Here’s a few to consider:

GoodLife Fitness:

GoodLife is a convenient gym to date because there is probably one nearby (because let’s be honest: long distance relationships rarely work). It’s also not clingy – you’re allowed to date other GoodLife locations at the same time. GoodLife tends to be busier because it’s a convenient choice, but they have a lot of perks like fitness programs and all the equipment you’ll need in a gym.

The Y:

The YMCA is like dating someone who grew up in the community and knows everyone and their kids (there are a lot of younger kids and teenagers at the Y, which can make it a bit loud and annoying). But the Y usually has more advanced amenities, like swimming pools and squash courts. There’s a misconception the Y is cheaper, because it isn’t (unless you qualify for the reduced rate based on your income, which still isn’t really that cheap).

Private Gyms:

Finding the perfect, private gym is a rare and special find – like meeting the ideal mate in the poetry section of a quiet library. Private gyms are becoming less and less common, as GoodLife – the Tinder app of gyms – slowly takes over. But if you have the patience to find the perfect one, by all means, I’d recommend it.

School Gyms:

School gyms might be fun to look at, but since you’re looking for something more long-term, I’d steer clear. They are filled primarily with younger athletes and juice monkeys, most of whom are men aged 18-24. However, if you go to school, access to the gym will likely be included in your tuition – so for that reason it may be the most practical choice.

When starting the gym, you don’t need to spend a lot of money on your first few dates.

Most gyms offer free trials, which will allow you to try the place out first before committing to a year-long relationship with it. Sign up for the free trial in person and get a tour of the gym. This can be a safe first date, just to gauge whether the gym is actually as nice-looking as it claims to be in its online profile.

For the first few weeks or months of starting the gym, make getting comfortable your focus.

You don’t need to come guns blazing when you’re starting the gym with a full-fledged program, fancy gym outfit, and all the supplements you can buy. That would be like showing up to a first date in a wedding dress. Take the first few weeks or even months to get comfortable in the space.

You also don’t want to drop everything in your life when starting the gym – that places too much pressure on the relationship. Commit to 1, 2 or 3 sessions per week at first. Try the cardio machines for now, where you can comfortably observe what gym behaviour is all about and become accustomed to the bright, noisy space, which can feel a bit like a stage at first.

Afraid of the cardio machines?

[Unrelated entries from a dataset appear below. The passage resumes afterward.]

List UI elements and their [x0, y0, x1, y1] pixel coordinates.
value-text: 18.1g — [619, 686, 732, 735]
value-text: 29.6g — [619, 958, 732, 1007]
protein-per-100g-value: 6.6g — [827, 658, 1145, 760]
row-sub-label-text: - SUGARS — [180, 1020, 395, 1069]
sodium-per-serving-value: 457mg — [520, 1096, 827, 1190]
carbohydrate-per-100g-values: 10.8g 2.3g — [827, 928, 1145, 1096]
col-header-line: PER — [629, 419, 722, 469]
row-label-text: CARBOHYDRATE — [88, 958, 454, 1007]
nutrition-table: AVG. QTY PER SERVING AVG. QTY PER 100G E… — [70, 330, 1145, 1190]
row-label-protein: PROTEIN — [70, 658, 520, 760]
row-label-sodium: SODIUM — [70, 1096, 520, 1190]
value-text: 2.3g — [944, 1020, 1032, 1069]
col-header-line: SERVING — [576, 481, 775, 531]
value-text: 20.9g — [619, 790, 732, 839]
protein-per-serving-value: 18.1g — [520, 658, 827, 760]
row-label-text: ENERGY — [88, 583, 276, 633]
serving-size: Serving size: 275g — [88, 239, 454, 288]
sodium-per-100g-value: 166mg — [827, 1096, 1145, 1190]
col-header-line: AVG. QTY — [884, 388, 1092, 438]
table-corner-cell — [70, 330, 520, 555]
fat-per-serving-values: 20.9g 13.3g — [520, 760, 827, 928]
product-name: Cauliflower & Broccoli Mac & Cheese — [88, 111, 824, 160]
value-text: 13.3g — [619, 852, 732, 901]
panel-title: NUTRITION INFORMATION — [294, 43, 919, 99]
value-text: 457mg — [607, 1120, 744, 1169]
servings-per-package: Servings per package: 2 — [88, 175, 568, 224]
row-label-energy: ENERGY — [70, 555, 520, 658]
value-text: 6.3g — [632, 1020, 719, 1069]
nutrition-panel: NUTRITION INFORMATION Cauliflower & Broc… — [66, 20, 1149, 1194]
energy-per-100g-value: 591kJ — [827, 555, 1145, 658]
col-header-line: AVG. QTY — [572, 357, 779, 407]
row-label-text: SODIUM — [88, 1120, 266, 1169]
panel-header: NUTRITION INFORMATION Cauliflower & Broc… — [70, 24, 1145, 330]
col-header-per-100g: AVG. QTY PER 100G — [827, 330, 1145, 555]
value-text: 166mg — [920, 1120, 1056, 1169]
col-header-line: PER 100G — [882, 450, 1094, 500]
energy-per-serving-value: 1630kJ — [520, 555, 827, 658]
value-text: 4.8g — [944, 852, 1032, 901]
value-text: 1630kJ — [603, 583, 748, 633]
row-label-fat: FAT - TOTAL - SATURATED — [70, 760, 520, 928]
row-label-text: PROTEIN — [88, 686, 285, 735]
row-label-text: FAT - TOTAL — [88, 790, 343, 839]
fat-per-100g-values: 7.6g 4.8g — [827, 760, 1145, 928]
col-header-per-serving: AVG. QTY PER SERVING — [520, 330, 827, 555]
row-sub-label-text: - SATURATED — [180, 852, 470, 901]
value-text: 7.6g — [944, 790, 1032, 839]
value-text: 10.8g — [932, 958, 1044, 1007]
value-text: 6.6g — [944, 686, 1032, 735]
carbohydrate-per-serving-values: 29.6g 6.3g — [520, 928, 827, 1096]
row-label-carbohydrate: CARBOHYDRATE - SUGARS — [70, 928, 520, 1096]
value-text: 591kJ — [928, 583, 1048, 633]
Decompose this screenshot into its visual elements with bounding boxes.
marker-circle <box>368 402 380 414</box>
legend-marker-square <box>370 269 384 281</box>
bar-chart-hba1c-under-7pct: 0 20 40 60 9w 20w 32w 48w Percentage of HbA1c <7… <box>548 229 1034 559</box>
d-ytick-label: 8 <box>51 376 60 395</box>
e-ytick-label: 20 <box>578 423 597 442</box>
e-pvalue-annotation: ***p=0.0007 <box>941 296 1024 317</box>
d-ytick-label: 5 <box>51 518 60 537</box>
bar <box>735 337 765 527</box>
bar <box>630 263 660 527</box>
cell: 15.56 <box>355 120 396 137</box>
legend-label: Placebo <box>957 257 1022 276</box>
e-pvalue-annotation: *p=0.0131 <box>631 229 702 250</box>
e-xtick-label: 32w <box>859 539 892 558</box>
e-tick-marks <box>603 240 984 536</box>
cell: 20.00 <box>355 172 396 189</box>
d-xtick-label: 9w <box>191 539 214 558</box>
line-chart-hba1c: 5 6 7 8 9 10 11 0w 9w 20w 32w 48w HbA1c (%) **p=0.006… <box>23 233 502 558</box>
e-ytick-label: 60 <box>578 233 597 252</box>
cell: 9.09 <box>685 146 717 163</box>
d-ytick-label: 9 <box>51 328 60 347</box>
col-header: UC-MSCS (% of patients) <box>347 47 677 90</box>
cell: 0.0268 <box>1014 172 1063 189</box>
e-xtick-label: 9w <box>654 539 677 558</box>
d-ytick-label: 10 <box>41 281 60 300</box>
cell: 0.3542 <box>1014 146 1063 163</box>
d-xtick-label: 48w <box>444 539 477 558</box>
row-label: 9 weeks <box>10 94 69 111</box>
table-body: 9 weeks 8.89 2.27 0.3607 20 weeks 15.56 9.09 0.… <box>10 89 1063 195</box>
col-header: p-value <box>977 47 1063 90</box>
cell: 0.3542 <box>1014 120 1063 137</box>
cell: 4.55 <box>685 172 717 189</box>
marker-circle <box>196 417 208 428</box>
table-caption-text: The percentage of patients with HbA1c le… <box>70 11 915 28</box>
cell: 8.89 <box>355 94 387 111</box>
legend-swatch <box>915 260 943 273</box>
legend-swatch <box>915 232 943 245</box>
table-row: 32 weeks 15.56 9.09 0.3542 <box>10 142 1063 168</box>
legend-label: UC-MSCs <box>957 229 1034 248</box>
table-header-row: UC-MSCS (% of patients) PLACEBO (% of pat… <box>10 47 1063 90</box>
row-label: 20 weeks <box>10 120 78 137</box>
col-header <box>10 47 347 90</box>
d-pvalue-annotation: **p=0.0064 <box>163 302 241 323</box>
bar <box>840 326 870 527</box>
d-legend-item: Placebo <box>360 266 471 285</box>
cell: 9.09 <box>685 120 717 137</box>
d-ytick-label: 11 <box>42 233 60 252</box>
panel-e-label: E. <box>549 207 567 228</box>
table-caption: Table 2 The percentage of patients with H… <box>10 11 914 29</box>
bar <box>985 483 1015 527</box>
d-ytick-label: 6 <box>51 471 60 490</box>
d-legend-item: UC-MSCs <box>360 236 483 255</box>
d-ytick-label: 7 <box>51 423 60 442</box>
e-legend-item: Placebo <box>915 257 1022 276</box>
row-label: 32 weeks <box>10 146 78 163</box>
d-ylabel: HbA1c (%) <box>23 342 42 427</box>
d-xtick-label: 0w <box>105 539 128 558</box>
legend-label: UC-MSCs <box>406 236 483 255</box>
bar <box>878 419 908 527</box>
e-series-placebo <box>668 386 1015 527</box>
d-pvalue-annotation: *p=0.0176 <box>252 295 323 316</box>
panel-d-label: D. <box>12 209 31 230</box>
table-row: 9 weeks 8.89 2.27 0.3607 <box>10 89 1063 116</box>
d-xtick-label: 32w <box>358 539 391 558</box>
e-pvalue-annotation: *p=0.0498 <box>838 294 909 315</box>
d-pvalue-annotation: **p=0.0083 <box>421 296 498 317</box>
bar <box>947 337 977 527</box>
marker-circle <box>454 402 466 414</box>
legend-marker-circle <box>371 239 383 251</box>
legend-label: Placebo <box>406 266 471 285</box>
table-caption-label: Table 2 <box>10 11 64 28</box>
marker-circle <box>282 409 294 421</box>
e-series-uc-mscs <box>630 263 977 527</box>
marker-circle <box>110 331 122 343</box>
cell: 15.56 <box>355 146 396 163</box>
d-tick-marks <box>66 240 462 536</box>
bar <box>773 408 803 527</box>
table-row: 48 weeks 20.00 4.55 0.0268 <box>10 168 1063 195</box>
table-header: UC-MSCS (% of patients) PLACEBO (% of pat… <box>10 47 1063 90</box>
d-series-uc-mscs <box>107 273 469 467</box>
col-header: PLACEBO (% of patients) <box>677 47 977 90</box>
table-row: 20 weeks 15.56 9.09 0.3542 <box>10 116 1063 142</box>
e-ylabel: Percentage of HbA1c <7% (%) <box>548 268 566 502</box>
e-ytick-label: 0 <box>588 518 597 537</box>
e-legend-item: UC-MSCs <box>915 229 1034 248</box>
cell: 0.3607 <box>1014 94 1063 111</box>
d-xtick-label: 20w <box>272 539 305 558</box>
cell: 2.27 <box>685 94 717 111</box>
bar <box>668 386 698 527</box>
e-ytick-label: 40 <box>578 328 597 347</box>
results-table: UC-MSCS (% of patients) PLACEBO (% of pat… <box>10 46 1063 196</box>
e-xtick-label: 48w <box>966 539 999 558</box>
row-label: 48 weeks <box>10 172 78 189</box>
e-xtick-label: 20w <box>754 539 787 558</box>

Simply ask the person at the front desk, as you’re signing in, to give you a tour of the machine.

Progressively, over time, start spending more time with the gym.

Rearranging your life because you’re infatuated with the gym can be problematic. The most successful gym relationships happen when you slowly integrate fitness into your pre-established routine.

After a month or so, continue with your cardio 2 – 3 a week, but add in one extra day where you’ll complete something stationary. Try an equipment-free 30-minute ab workout, or go for a walk around the gym with some walking lunges.

When starting the gym, you don’t need to fall in love right away.

Starting the gym is a lot of trial and error, really – kind of like dating. There’s no exact template you need to follow because it happens differently for everyone, at different times in their lives, for different reasons. Have patience. Be kind to yourself. You might not love it at first, or you might not be sure if what you’re doing is the right thing. All you really need to do is be curious, be open to possibilities, and most importantly, want to challenge yourself to become stronger, healthier, and more confident.